Цзялинь не поехал на велосипеде, так как знал, что почти все дороги, ведущие к «Южной», затоплены. Он просто надел казенный плащ и, подвернув брюки, отправился пешком. Кровь играла в нем.
Вышел он в сумерках и едва прошагал несколько ли, как стемнело. Вытянутую руку – и то не видать, сверху дождь хлещет, а тут еще дорога незнакомая. Тем не менее он почти бежал к «Южной», даже запыхался, ноги обо что-то разбил. Но все это, как ни странно, лишь прибавляло в нем оптимизма. Он чувствовал себя настоящим корреспондентом, хотя еще не был им ни дня, ощущал всю прелесть и благородство этой профессии. В свое время он читал, как многие корреспонденты сражаются на поле боя, точно солдаты или партизаны, и пишут свои материалы прямо на земле. Как это прекрасно!
Он был самым первым работником уезда, добравшимся до бедствующей коммуны. Спасательный отряд, который возглавил заместитель секретаря укома, поспел туда на пять часов позже – уже почти к рассвету.
В «Южной» Цзялиня никто не знал, ему пришлось самому объяснять, что он новый сотрудник группы информации, которому поручено посылать сообщения с фронта спасательных работ. Вид этого молодого парня – с разбитыми ногами, забрызганного глиной – всех растрогал, и его поспешно начали кормить – вместе с кадровыми работниками коммуны, которые только что вернулись ненадолго из разных бригад, тоже мокрые и грязные. Председатель коммуны Лю Юйхай даже был ранен и перебинтован – совсем как боец с передовой.

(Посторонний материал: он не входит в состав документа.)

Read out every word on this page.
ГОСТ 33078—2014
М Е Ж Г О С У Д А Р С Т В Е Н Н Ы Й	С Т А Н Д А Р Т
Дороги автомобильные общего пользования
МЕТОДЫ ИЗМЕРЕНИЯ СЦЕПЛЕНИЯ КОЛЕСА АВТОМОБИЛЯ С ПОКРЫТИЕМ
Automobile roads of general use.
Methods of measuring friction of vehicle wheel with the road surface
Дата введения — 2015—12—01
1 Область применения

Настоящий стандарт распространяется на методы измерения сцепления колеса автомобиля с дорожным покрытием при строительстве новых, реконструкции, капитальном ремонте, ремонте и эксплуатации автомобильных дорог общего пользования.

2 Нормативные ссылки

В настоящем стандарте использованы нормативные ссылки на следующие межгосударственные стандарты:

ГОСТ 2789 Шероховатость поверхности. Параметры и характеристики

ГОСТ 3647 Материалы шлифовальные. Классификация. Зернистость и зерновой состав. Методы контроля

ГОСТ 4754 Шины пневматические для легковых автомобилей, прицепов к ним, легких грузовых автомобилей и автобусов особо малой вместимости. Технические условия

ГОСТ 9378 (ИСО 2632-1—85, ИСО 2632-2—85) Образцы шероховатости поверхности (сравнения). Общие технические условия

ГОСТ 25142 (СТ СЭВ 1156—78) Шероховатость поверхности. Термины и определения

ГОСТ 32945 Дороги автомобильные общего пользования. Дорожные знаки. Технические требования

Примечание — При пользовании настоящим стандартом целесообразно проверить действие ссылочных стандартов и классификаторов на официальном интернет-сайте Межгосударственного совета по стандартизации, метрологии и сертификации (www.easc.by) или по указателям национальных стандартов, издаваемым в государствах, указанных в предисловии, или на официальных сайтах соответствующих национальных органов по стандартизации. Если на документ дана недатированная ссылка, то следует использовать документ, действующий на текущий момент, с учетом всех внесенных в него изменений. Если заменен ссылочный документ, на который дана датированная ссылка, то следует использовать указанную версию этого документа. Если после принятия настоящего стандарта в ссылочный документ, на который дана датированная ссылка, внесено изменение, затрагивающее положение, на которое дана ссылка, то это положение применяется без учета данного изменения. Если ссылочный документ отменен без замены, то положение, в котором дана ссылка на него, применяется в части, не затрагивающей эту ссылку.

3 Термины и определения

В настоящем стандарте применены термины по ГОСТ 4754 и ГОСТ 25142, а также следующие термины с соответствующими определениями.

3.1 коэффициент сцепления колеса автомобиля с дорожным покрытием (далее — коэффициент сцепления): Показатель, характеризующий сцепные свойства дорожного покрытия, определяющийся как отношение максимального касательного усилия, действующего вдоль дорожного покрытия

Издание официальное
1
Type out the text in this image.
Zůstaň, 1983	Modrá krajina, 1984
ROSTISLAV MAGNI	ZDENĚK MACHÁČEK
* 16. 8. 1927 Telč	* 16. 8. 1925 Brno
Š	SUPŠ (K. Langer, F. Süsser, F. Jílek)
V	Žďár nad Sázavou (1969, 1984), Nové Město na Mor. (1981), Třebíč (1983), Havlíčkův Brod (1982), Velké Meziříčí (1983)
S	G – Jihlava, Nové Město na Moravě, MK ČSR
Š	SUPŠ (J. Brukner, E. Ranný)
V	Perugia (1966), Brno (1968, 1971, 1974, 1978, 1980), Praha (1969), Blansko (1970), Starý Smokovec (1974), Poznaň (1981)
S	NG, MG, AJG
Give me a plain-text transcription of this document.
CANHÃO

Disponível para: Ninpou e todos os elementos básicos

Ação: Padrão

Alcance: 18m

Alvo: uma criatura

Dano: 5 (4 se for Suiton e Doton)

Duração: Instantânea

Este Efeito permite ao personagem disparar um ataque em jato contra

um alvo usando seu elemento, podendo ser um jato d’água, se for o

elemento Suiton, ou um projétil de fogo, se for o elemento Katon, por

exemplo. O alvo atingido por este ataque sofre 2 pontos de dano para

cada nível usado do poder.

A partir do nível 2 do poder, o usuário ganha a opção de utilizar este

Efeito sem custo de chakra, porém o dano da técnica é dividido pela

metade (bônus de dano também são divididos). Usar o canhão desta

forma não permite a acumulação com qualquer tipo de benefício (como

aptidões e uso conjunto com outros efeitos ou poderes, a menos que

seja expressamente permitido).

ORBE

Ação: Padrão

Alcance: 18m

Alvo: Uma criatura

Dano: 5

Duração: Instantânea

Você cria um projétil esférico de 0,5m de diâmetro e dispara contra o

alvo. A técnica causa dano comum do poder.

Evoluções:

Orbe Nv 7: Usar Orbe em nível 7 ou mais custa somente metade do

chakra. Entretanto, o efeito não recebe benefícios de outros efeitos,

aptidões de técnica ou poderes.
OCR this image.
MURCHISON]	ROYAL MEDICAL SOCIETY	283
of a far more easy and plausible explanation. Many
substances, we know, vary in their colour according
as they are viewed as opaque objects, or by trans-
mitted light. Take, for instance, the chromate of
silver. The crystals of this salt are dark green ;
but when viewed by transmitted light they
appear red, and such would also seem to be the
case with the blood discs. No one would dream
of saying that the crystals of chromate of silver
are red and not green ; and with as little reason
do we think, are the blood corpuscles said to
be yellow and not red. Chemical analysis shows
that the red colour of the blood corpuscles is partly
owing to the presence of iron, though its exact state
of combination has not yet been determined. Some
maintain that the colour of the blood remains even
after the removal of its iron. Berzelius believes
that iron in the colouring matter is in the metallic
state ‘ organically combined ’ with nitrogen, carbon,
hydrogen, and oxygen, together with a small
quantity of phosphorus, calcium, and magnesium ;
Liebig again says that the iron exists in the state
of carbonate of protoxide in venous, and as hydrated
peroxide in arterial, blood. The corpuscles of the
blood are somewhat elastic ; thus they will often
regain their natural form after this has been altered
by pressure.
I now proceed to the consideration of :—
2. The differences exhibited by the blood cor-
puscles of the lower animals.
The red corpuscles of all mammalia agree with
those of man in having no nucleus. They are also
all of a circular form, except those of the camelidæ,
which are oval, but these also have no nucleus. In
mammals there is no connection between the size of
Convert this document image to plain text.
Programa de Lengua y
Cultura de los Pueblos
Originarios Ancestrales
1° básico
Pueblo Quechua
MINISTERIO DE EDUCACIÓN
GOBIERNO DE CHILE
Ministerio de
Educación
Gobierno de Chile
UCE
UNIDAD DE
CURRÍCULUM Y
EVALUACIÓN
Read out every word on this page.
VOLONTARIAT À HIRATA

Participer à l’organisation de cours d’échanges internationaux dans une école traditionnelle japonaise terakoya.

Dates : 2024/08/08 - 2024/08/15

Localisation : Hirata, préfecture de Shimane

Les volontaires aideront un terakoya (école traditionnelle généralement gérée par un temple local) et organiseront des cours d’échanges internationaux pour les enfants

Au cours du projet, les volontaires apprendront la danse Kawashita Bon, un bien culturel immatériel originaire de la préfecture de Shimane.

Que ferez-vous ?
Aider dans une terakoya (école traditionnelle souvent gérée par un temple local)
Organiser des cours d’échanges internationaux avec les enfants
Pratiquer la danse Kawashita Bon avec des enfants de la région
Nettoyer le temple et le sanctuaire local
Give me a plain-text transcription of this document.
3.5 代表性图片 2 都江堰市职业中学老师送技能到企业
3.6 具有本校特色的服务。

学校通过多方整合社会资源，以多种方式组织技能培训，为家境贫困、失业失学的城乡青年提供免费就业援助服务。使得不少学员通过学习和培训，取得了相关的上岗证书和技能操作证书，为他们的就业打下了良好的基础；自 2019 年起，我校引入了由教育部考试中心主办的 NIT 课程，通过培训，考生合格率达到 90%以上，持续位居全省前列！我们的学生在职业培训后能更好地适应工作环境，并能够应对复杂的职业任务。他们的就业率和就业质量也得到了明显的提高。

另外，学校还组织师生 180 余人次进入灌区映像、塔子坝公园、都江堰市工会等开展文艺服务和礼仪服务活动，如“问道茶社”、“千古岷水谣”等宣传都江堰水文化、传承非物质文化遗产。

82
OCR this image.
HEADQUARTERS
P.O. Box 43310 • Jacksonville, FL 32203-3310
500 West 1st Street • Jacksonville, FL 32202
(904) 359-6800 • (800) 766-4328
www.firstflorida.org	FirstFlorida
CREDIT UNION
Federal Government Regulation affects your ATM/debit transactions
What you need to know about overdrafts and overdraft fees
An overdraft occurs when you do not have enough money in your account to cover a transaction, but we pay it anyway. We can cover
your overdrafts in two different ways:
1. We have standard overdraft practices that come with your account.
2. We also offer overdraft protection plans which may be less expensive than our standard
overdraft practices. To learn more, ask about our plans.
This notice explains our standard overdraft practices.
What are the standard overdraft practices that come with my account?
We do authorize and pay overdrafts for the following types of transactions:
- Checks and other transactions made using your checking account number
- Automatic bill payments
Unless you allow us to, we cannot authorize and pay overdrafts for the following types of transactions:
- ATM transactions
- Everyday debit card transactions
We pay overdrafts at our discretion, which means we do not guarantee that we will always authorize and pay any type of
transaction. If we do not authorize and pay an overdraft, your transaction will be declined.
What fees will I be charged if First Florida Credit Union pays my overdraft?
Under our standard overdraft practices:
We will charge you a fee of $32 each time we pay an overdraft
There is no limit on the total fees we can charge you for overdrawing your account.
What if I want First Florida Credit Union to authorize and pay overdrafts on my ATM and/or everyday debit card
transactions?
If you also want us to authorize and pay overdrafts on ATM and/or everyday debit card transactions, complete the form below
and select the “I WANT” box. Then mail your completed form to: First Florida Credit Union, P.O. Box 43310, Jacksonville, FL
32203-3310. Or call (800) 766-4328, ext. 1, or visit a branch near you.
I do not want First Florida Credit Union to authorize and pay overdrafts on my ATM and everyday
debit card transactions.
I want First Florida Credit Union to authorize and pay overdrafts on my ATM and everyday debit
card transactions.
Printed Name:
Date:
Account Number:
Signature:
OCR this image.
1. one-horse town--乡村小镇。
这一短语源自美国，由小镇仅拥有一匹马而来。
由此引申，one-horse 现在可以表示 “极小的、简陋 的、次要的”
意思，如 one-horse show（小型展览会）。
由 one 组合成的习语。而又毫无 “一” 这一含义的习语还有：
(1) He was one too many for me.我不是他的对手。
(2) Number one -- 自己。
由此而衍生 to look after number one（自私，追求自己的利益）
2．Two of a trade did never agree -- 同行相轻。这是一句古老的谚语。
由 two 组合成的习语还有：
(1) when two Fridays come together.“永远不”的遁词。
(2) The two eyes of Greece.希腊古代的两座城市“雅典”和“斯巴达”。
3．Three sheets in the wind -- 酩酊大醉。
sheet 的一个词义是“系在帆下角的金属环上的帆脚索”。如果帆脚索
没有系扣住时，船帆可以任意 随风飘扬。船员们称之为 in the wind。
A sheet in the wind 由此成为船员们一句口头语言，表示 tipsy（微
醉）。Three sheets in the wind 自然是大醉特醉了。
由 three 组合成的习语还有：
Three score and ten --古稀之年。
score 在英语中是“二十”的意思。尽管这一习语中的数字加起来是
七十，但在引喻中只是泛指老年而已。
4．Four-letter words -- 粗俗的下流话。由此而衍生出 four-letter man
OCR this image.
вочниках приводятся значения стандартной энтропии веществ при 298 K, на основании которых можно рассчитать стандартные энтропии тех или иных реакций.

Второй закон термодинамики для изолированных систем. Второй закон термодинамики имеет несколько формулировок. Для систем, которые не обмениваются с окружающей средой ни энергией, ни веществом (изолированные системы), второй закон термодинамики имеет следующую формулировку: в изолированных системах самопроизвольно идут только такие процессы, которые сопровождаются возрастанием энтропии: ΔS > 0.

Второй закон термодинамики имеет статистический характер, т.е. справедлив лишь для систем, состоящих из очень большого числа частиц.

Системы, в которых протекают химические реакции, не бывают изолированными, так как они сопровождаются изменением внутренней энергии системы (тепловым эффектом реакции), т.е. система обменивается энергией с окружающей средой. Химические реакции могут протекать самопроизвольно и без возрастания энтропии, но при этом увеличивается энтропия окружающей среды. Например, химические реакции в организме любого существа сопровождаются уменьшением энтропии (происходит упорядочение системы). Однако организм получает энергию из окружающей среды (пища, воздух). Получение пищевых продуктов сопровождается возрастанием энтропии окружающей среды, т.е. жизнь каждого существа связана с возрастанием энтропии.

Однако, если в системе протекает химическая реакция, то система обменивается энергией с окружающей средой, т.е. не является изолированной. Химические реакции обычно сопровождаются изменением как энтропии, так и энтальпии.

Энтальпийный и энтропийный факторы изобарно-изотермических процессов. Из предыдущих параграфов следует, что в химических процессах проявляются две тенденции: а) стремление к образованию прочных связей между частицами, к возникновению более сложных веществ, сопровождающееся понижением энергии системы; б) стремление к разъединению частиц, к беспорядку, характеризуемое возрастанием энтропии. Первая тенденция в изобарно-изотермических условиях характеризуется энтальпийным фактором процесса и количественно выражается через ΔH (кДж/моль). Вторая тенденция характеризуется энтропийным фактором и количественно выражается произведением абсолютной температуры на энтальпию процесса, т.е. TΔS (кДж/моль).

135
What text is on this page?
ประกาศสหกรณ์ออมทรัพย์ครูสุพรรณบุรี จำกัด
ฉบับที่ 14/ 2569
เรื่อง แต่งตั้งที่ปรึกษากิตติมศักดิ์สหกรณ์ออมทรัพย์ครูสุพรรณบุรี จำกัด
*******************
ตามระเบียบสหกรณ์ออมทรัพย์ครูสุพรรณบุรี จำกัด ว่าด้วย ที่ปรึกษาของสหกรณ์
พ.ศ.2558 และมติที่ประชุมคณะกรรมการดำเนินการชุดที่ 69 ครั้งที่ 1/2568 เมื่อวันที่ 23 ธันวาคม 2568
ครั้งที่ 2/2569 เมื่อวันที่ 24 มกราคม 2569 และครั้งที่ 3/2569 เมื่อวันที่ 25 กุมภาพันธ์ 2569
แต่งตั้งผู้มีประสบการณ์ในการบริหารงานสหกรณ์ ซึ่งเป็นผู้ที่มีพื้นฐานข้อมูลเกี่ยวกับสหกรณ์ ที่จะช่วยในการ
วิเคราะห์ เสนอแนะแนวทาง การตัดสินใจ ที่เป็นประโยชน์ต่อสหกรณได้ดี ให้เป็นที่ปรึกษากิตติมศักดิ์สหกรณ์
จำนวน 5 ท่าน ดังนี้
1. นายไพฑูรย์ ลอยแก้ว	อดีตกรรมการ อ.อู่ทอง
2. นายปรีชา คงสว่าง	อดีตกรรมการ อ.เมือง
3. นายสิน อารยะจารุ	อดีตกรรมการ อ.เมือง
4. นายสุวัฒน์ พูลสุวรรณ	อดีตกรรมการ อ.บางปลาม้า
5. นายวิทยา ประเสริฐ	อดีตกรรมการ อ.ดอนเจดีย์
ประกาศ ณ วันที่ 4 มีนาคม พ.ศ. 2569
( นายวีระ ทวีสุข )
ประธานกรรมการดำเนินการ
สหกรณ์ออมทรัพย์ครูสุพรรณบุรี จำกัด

Крестьяне заставили Цзялиня переодеться, забинтовали ему ноги и хотели оставить его в правлении, чтобы о новостях ему докладывал секретарь коммуны, однако юноша решительно воспротивился. Достав из своего портфеля пластиковый пакет с блокнотом и авторучкой, он объявил, что пойдет вместе со всеми. Секретарь коммуны пошутил, что тогда первое сообщение придется писать ему самому – о героизме корреспондента.